I was only aware of Rushdoony as part of the marginal theonomy movement of decades ago, with emphasis on replacing secular law with the Book of Deuteronomy and its robust punishments. Your contextualizing him makes him and his ideology more understandable and less crazy-sounding.
I was struck by the section in the second piece where Paiute Pete told him that Whites would wind up like the Indians if they placed their hopes in rights instead of force.
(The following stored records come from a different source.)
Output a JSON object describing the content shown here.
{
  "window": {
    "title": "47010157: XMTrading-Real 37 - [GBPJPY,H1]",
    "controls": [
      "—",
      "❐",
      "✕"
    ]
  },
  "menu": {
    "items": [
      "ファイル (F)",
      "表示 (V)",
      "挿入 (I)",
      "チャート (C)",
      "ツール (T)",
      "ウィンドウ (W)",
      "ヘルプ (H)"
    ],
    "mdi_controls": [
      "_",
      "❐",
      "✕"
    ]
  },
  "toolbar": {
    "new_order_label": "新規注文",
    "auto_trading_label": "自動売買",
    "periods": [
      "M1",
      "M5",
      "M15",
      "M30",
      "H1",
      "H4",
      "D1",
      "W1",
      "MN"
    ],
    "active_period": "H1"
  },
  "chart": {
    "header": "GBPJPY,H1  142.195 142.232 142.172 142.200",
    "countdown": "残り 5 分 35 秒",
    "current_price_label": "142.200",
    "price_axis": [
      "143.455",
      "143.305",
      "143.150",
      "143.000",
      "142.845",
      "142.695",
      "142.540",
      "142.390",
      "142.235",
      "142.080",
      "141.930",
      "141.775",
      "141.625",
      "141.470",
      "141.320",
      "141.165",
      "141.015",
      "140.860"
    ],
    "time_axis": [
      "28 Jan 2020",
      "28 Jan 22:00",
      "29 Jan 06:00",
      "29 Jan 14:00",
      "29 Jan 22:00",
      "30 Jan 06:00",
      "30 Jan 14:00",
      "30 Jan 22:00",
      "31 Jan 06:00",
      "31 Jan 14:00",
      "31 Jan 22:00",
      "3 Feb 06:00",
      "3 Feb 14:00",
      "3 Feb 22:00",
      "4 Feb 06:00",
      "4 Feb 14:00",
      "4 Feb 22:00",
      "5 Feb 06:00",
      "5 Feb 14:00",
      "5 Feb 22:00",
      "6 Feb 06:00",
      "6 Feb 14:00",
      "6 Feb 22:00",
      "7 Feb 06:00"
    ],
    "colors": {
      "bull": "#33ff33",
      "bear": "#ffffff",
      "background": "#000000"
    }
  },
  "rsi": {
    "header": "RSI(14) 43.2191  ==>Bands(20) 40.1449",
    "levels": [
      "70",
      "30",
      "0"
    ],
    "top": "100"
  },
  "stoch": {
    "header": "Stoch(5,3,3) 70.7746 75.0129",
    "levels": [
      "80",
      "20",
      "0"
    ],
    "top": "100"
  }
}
My darker vision of our future is very similar, with the fate of the Indians being the exemplar.
Your historical rehearsal of the Ottoman Empire leads me to ask where the push is for reparations from the Turks, whose ancestors’ centuries-long patterns of imperialism, colonialism, slavery and genocide are second to none. (I know the answer, of course.)
Thanks for the time, effort and skill you put into this article.
Both ‘the state’ and ‘the free market’ are predicated on the destruction of actually-existing communities via the elevation of ‘individual preference’ over all other considerations.
The reason the Christian Right could not win is the same reason that the Right in general cannot win: It has fully incorporated alienating ideological components into its foundation, like rotten limestone in cheap cement.
The dispute between the Calvinist Rushdoony and the Catholic Weyerich is a perfect example in miniature why ‘Christian Nationalism’ cannot work in the long run to help the White race.
Sure, it can destroy ‘pagans’ (mostly White) and ‘heathens’ (mostly White) and might even get around (eventually) to jews and muslims, but, in the long run, Christianity is one long schism presaging sectarian violence.
In other words, Whites killing Whites because, you know, Jesus.